Já parou pra pensar que a primavera não floresce apenas nos jardins externos, mas também no nosso jardim interno? Setembro é o mês amarelo: é como se o mês inteiro fosse um convite para florescer. O amarelo se espalha nas flores da primavera que abrem caminho para a vida, na bandeira que recorda a independência do nosso país, e está na campanha que nos lembra da urgência de valorizar cada existência. O amarelo é a cor do sol, da luz que aquece, da criatividade que cria caminhos, da alegria que insiste em renascer.
Mas qual é a sua cor? A cor da sua identidade?! A independência que celebramos neste mês não é apenas a de uma nação, mas a de cada pessoa que ousa ser ela mesma. Há uma liberdade ainda mais profunda que a história não registra, mas que transforma destinos: a liberdade de assumir quem somos de verdade. A nossa identidade
“Conhece-te a ti mesmo” — sussurra a sabedoria antiga. Conhecer-se é olhar no espelho e aceitar tanto a luz que brilha quanto as sombras que se escondem. É ter coragem de acolher as feridas e, ao mesmo tempo, deixar que as virtudes brotem como flores resistentes depois do inverno.
Valorizar a vida é isso: viver sem máscaras, sem se aprisionar ao que os outros esperam, mas com integridade. Porque uma flor não pede desculpas por ser amarela, roxa ou vermelha — ela simplesmente floresce. Quando assumimos nossas cores — mesmo aquelas que parecem desbotadas —, damos um passo em direção à integridade, e a vida, então, ganha mais consistência, cor e valor.
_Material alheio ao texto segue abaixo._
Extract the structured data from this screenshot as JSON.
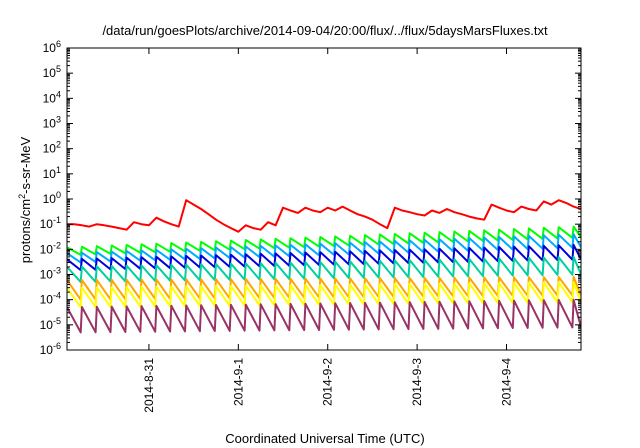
{
  "chart_data": {
    "type": "line",
    "title": "/data/run/goesPlots/archive/2014-09-04/20:00/flux/../flux/5daysMarsFluxes.txt",
    "xlabel": "Coordinated Universal Time (UTC)",
    "ylabel": {
      "prefix": "protons/cm",
      "superscript": "2",
      "suffix": "-s-sr-MeV"
    },
    "y_scale": "log",
    "ylim": [
      1e-06,
      1000000.0
    ],
    "y_ticks": [
      {
        "value": 1e-06,
        "base": "10",
        "exp": "-6"
      },
      {
        "value": 1e-05,
        "base": "10",
        "exp": "-5"
      },
      {
        "value": 0.0001,
        "base": "10",
        "exp": "-4"
      },
      {
        "value": 0.001,
        "base": "10",
        "exp": "-3"
      },
      {
        "value": 0.01,
        "base": "10",
        "exp": "-2"
      },
      {
        "value": 0.1,
        "base": "10",
        "exp": "-1"
      },
      {
        "value": 1,
        "base": "10",
        "exp": "0"
      },
      {
        "value": 10,
        "base": "10",
        "exp": "1"
      },
      {
        "value": 100,
        "base": "10",
        "exp": "2"
      },
      {
        "value": 1000,
        "base": "10",
        "exp": "3"
      },
      {
        "value": 10000,
        "base": "10",
        "exp": "4"
      },
      {
        "value": 100000,
        "base": "10",
        "exp": "5"
      },
      {
        "value": 1000000,
        "base": "10",
        "exp": "6"
      }
    ],
    "xlim": [
      "2014-08-30T02:00",
      "2014-09-04T20:00"
    ],
    "x_ticks": [
      {
        "value": "2014-08-31T00:00",
        "label": "2014-8-31"
      },
      {
        "value": "2014-09-01T00:00",
        "label": "2014-9-1"
      },
      {
        "value": "2014-09-02T00:00",
        "label": "2014-9-2"
      },
      {
        "value": "2014-09-03T00:00",
        "label": "2014-9-3"
      },
      {
        "value": "2014-09-04T00:00",
        "label": "2014-9-4"
      }
    ],
    "grid": false,
    "series": [
      {
        "color": "#ff0000",
        "values": [
          [
            "2014-08-30T02:00",
            0.1
          ],
          [
            "2014-08-30T04:00",
            0.1
          ],
          [
            "2014-08-30T06:00",
            0.09
          ],
          [
            "2014-08-30T08:00",
            0.08
          ],
          [
            "2014-08-30T10:00",
            0.1
          ],
          [
            "2014-08-30T12:00",
            0.09
          ],
          [
            "2014-08-30T14:00",
            0.08
          ],
          [
            "2014-08-30T16:00",
            0.07
          ],
          [
            "2014-08-30T18:00",
            0.06
          ],
          [
            "2014-08-30T20:00",
            0.12
          ],
          [
            "2014-08-30T22:00",
            0.1
          ],
          [
            "2014-08-31T00:00",
            0.09
          ],
          [
            "2014-08-31T02:00",
            0.18
          ],
          [
            "2014-08-31T04:00",
            0.13
          ],
          [
            "2014-08-31T06:00",
            0.1
          ],
          [
            "2014-08-31T08:00",
            0.08
          ],
          [
            "2014-08-31T10:00",
            0.9
          ],
          [
            "2014-08-31T12:00",
            0.6
          ],
          [
            "2014-08-31T14:00",
            0.4
          ],
          [
            "2014-08-31T16:00",
            0.25
          ],
          [
            "2014-08-31T18:00",
            0.15
          ],
          [
            "2014-08-31T20:00",
            0.1
          ],
          [
            "2014-08-31T22:00",
            0.07
          ],
          [
            "2014-09-01T00:00",
            0.05
          ],
          [
            "2014-09-01T02:00",
            0.09
          ],
          [
            "2014-09-01T04:00",
            0.07
          ],
          [
            "2014-09-01T06:00",
            0.06
          ],
          [
            "2014-09-01T08:00",
            0.12
          ],
          [
            "2014-09-01T10:00",
            0.09
          ],
          [
            "2014-09-01T12:00",
            0.45
          ],
          [
            "2014-09-01T14:00",
            0.35
          ],
          [
            "2014-09-01T16:00",
            0.28
          ],
          [
            "2014-09-01T18:00",
            0.45
          ],
          [
            "2014-09-01T20:00",
            0.35
          ],
          [
            "2014-09-01T22:00",
            0.3
          ],
          [
            "2014-09-02T00:00",
            0.45
          ],
          [
            "2014-09-02T02:00",
            0.35
          ],
          [
            "2014-09-02T04:00",
            0.5
          ],
          [
            "2014-09-02T06:00",
            0.35
          ],
          [
            "2014-09-02T08:00",
            0.25
          ],
          [
            "2014-09-02T10:00",
            0.2
          ],
          [
            "2014-09-02T12:00",
            0.15
          ],
          [
            "2014-09-02T14:00",
            0.1
          ],
          [
            "2014-09-02T16:00",
            0.07
          ],
          [
            "2014-09-02T18:00",
            0.45
          ],
          [
            "2014-09-02T20:00",
            0.35
          ],
          [
            "2014-09-02T22:00",
            0.3
          ],
          [
            "2014-09-03T00:00",
            0.25
          ],
          [
            "2014-09-03T02:00",
            0.22
          ],
          [
            "2014-09-03T04:00",
            0.35
          ],
          [
            "2014-09-03T06:00",
            0.28
          ],
          [
            "2014-09-03T08:00",
            0.4
          ],
          [
            "2014-09-03T10:00",
            0.3
          ],
          [
            "2014-09-03T12:00",
            0.25
          ],
          [
            "2014-09-03T14:00",
            0.2
          ],
          [
            "2014-09-03T16:00",
            0.17
          ],
          [
            "2014-09-03T18:00",
            0.15
          ],
          [
            "2014-09-03T20:00",
            0.6
          ],
          [
            "2014-09-03T22:00",
            0.45
          ],
          [
            "2014-09-04T00:00",
            0.35
          ],
          [
            "2014-09-04T02:00",
            0.3
          ],
          [
            "2014-09-04T04:00",
            0.5
          ],
          [
            "2014-09-04T06:00",
            0.4
          ],
          [
            "2014-09-04T08:00",
            0.35
          ],
          [
            "2014-09-04T10:00",
            0.8
          ],
          [
            "2014-09-04T12:00",
            0.6
          ],
          [
            "2014-09-04T14:00",
            0.9
          ],
          [
            "2014-09-04T16:00",
            0.7
          ],
          [
            "2014-09-04T18:00",
            0.5
          ],
          [
            "2014-09-04T20:00",
            0.4
          ]
        ]
      },
      {
        "color": "#00ff00",
        "sawtooth": {
          "start": [
            0.012,
            0.006
          ],
          "end": [
            0.08,
            0.03
          ],
          "period_hours": 4
        }
      },
      {
        "color": "#00aaff",
        "sawtooth": {
          "start": [
            0.007,
            0.003
          ],
          "end": [
            0.04,
            0.012
          ],
          "period_hours": 4
        }
      },
      {
        "color": "#0000dd",
        "sawtooth": {
          "start": [
            0.004,
            0.0015
          ],
          "end": [
            0.015,
            0.004
          ],
          "period_hours": 4
        }
      },
      {
        "color": "#00d0a0",
        "sawtooth": {
          "start": [
            0.002,
            0.0005
          ],
          "end": [
            0.005,
            0.001
          ],
          "period_hours": 4
        }
      },
      {
        "color": "#ffa500",
        "sawtooth": {
          "start": [
            0.0006,
            0.0001
          ],
          "end": [
            0.0008,
            0.00015
          ],
          "period_hours": 4
        }
      },
      {
        "color": "#ffff00",
        "sawtooth": {
          "start": [
            0.0003,
            5e-05
          ],
          "end": [
            0.0005,
            8e-05
          ],
          "period_hours": 4
        }
      },
      {
        "color": "#993366",
        "sawtooth": {
          "start": [
            5e-05,
            5e-06
          ],
          "end": [
            0.0001,
            8e-06
          ],
          "period_hours": 4
        }
      }
    ]
  }
}
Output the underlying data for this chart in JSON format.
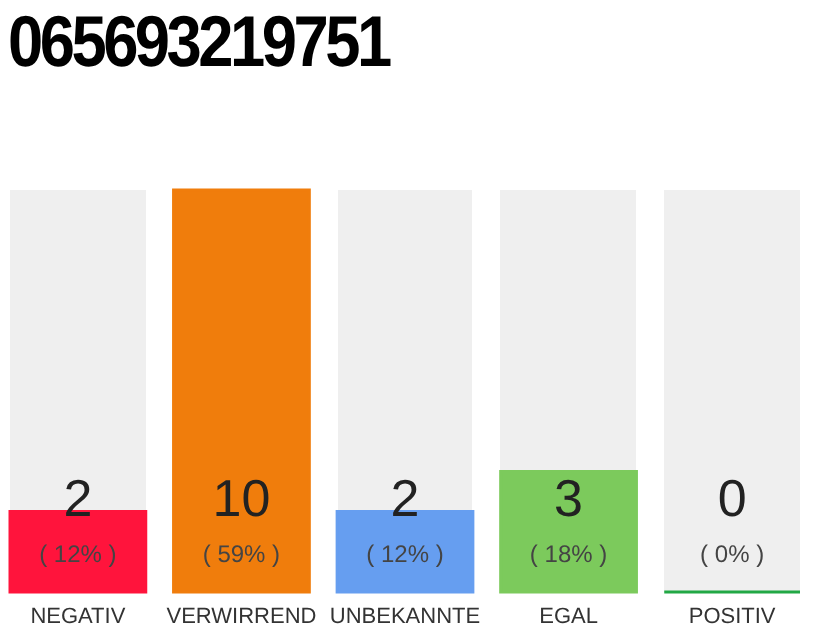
{
  "chart_data": {
    "type": "bar",
    "title": "065693219751",
    "categories": [
      "NEGATIV",
      "VERWIRREND",
      "UNBEKANNTE",
      "EGAL",
      "POSITIV"
    ],
    "values": [
      2,
      10,
      2,
      3,
      0
    ],
    "colors": [
      "#ff143c",
      "#f07d0c",
      "#669ef0",
      "#7cca5c",
      "#22a845"
    ],
    "data_labels": true,
    "annotations": [
      "( 12% )",
      "( 59% )",
      "( 12% )",
      "( 18% )",
      "( 0% )"
    ]
  }
}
Da mesma forma, você não precisa negar suas dores nem esconder seus talentos; precisa apenas permitir-se ser inteiro.
Já parou pra pensar que talvez a maior independência seja essa: libertar-se das amarras do medo e florescer como quem nasceu para ser? Nesse setembro, olhe para dentro de si como quem contempla um jardim. Há raízes que sustentam, há pétalas que se abrem, há cores que dão sentido. E toda vez que alguém escolhe ser verdadeiro, o mundo ganha um pouco mais de vida.